Arrivo davanti al portone del condominio e sospiro sollevata alla vista della macchina di mia sorella nel parcheggio. Apro il portone con le chiavi e velocemente lo richiudo alle spalle dopo essere entrata, iniziando a correre per le scale. Raggiunto il pianerottolo del terzo piano, mi fermo davanti alla porta dell'appartamento 3C e suono il campanello, aspettando che Sophia mi venga ad aprire.

«Kalea finalmente sei arrivata, mi stavo preoccupando, ormai lo sai che inizia a fare buio presto la sera.» Mi lascia entrare e mi dirigo in cucina mentre la sento chiudere i molteplici ganci che abbiamo messo alla porta. «Quando faremo riparare la serratura? Sono tre settimane che devo sempre aspettare che arrivi prima tu a casa. Non ho ancora capito per quale motivo la mia chiave abbia deciso di non funzionare, nonostante tu ne abbia addirittura fatta una copia! La cosa sorprendente è che la tua invece continua ad andare!» Mi lamento con lei sbuffando. «Hermanita lo so, come tu sai bene che sono tre settimane che faccio i doppi turni e che, la prima legge di sopravvivenza nel del Bronx è che non conviene mai uscire di casa dopo il calar del sole.» mi spiega accompagnando il suo tono dispiaciuto con un sospiro sconsolato. Le vado vicino nella speranza di abbracciarla e consolarla un minimo. «Grazie Kalea, ne avevo proprio bisogno, ma ora va in camera tua a sistemare lo zaino, nel frattempo io preparo la cena.» Mi sorride rincuorata sinceramente dal mio gesto. Faccio come dice e una volta ritornata in cucina decido di darle una mano a preparare la cena e ad apparecchiare la tavola.

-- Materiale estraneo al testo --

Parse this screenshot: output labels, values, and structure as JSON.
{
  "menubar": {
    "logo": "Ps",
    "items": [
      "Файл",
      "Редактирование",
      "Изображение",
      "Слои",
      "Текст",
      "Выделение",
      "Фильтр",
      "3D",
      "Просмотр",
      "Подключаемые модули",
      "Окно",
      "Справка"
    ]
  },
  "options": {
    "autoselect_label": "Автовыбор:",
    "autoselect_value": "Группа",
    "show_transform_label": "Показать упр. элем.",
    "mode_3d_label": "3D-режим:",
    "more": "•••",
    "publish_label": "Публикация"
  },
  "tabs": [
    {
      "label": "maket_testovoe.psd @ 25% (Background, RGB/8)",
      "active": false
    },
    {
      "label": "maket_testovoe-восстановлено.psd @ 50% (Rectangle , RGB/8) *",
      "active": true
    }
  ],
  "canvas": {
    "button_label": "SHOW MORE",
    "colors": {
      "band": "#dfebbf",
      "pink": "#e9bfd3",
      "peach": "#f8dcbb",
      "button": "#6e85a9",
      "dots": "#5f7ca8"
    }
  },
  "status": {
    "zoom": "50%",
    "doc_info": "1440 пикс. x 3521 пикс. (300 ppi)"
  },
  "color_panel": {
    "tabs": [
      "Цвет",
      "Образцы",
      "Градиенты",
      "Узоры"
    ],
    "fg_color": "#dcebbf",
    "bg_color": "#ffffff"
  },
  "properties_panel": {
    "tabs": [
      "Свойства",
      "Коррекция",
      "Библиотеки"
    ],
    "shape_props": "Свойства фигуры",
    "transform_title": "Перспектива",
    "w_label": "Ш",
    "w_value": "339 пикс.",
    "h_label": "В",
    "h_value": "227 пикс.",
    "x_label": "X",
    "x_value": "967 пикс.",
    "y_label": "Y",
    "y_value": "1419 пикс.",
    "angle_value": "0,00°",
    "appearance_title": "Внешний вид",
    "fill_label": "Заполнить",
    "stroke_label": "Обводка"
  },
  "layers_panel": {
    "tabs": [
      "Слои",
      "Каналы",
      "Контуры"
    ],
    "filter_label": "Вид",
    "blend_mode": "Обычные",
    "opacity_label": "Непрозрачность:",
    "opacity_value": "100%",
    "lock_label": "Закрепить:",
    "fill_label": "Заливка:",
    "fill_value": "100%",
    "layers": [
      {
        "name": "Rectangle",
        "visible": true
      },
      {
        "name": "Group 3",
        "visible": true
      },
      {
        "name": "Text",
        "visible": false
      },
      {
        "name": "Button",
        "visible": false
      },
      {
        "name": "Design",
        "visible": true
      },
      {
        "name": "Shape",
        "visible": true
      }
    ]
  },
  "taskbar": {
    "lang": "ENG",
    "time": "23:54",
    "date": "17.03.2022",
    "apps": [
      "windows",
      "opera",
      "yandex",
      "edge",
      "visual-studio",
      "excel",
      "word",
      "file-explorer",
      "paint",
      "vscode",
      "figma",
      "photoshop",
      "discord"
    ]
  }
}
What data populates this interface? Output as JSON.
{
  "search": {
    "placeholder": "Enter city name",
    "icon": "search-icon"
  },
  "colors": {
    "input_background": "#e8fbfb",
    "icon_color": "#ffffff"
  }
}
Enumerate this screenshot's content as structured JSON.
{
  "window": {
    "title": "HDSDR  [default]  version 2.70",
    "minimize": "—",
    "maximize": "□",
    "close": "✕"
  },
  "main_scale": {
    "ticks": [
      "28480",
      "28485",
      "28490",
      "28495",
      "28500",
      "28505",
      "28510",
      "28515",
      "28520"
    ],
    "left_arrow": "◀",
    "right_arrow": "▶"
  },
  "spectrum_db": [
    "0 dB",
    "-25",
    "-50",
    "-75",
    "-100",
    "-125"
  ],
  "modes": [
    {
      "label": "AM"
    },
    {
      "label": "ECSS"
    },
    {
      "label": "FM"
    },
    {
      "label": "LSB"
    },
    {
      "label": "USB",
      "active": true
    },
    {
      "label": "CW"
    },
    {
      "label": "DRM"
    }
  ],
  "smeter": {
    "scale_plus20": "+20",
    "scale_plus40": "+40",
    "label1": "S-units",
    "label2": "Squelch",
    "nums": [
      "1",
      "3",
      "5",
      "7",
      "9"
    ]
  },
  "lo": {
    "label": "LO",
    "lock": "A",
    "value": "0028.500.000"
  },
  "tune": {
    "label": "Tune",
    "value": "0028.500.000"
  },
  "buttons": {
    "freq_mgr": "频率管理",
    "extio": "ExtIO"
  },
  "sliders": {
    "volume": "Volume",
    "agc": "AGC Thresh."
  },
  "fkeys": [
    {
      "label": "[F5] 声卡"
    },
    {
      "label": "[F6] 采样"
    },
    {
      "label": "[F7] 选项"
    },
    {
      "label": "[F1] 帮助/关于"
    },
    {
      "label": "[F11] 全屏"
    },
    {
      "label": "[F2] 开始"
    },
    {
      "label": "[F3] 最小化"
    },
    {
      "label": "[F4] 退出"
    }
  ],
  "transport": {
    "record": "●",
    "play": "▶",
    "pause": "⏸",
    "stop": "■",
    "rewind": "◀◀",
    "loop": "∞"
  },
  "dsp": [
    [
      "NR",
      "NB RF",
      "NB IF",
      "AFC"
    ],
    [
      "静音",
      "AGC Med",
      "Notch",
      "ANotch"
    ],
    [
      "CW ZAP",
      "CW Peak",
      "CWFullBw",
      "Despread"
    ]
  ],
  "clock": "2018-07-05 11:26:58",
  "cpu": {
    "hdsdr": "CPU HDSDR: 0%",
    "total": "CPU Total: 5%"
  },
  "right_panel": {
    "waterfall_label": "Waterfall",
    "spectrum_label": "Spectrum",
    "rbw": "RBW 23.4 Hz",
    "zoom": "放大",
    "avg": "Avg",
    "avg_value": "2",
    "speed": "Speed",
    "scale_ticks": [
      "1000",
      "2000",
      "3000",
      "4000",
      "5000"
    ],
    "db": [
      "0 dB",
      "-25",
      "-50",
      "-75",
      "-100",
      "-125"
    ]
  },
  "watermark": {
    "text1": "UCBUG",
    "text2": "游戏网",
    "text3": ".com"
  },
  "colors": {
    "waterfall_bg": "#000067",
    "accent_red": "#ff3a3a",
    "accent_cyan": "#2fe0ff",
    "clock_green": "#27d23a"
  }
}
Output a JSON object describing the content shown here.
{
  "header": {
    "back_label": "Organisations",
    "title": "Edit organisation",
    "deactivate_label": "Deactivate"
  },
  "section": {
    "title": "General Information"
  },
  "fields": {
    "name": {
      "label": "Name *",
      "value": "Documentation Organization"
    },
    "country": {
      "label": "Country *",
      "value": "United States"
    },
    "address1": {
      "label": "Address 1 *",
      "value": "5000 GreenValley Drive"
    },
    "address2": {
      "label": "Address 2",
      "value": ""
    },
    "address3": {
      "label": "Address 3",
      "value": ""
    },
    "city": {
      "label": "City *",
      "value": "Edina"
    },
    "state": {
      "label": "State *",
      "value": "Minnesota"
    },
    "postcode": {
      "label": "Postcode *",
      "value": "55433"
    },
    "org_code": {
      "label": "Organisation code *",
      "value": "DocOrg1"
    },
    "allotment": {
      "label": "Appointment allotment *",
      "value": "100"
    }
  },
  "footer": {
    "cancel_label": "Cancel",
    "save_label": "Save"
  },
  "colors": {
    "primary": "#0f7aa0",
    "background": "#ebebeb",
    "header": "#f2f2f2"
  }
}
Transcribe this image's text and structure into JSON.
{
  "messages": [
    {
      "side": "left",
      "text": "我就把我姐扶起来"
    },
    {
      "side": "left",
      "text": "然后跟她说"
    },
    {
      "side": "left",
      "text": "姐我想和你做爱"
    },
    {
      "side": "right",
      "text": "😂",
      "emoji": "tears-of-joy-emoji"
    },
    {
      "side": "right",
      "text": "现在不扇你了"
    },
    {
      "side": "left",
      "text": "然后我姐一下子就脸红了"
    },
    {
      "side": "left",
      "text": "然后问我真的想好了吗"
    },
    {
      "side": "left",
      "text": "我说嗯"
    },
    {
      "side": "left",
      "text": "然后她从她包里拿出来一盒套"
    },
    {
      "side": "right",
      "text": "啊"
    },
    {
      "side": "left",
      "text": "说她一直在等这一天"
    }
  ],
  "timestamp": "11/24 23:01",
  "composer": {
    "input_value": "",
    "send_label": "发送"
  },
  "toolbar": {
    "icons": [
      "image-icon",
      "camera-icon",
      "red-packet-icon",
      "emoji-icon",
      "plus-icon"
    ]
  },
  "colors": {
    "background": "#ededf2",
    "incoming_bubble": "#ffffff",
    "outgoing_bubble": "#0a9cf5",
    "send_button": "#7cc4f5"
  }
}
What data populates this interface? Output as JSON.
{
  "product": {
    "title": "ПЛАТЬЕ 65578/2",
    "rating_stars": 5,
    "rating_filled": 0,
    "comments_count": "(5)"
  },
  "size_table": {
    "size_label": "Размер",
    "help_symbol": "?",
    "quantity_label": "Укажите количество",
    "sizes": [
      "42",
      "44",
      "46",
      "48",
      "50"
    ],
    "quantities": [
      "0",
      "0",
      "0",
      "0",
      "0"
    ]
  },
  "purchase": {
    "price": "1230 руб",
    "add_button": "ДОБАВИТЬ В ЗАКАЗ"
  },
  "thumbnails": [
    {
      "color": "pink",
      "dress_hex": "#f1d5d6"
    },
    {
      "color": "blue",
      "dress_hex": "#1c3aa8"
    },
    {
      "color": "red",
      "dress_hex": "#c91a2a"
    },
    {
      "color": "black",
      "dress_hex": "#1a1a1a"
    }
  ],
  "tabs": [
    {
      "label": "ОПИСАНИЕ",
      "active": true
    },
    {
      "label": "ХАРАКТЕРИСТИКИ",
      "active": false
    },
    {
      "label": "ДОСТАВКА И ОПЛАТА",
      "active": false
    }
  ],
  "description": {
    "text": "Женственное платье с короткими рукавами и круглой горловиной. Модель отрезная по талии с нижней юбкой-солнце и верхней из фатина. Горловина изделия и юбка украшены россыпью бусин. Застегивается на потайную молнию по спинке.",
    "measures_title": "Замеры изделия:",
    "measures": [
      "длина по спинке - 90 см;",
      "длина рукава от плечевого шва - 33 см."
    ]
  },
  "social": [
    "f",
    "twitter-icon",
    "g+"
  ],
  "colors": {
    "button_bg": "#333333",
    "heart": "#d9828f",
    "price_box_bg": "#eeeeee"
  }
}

«Oggi ti sei veramente superata.» parlo a bocca piena, deliziata dal sapore del cibo che ha preparato, fin dal primo boccone che ho mangiato. «Non è niente di che Kiki, come ogni oltra cena, ma per favore, mangia a bocca chiusa.» Ride portandosi la mano al viso per coprirsi la bocca. «Scusa.» mi scuso coprendomi con la mano per nascondere il boccone che sto ancora masticando. «Bene, ora tocca al dolce» esclama alzandosi e tirando fuori dal frigo delle piccole coppette. I miei occhi si illuminano nella frazione di mezzo secondo. «Quando hai avuto il tempo di fare il budino?» le domando mentre mi viene già l'acquolina. «Non si svelano i trucchi del mestiere.» Ride aprendo la credenza per prendere il caramello da versarci. Una busta non molto grande cade a terra e velocemente mi allungo per raccoglierla. Sophia cerca immediatamente di strapparmela di mano. La guardo con aria indagatrice. Cosa mi nascondi Sophia? Le domando con lo sguardo, portando successivamente la mia attenzione sul retro della busta. "Avviso di sfratto"; questo è ciò che c'è scritto sopra. Le mani iniziano a tremarmi e gli occhi corrono sulla figura immobile di mia sorella. «Cosa significa?» La mia voce trema, non sapendo bene come esprimere la paura che sto provando in questo momento. «Te l'avrei detto, ma volevo prima vedere se fossi stata in grado di risolvere la situazione.» Abbassa lo sguardo sedendosi nuovamente sulla sedia e, poggiando il caramello sul tavolo accanto ai budini. «Avresti potuto parlarmene, avrei compreso la situazione.» Si passa le mani tra i capelli sospirando lievemente. «La lettera è arrivata circa una settimana fa. Ci sfrattano perché vendono l'edificio. Il proprietario è andato in rovina e, per fare soldi, ha deciso di vendere l'ultimo edificio che gli rimaneva. Ho provato a parlarci, a convincerlo a non farlo, ma nulla, non ha cambiato idea. Abbiamo altre tre settimane prima di essere cacciate fuori.» «Tre settimane?!» la voce mi esce stridula e più alta del solito di qualche ottava. Sophia si limita ad annuire. A questo punto è il mio momento di passarmi le mani nei capelli. «Ho già trovato un'altra casa in affitto, ma c'è solo un problema...» lascia la frase in sospeso non avendo il coraggio di guardarmi negli occhi e proseguire. «Qual è il problema?» domando cercando di incitarla a parlare. «..la casa si trova nel South Bronx.»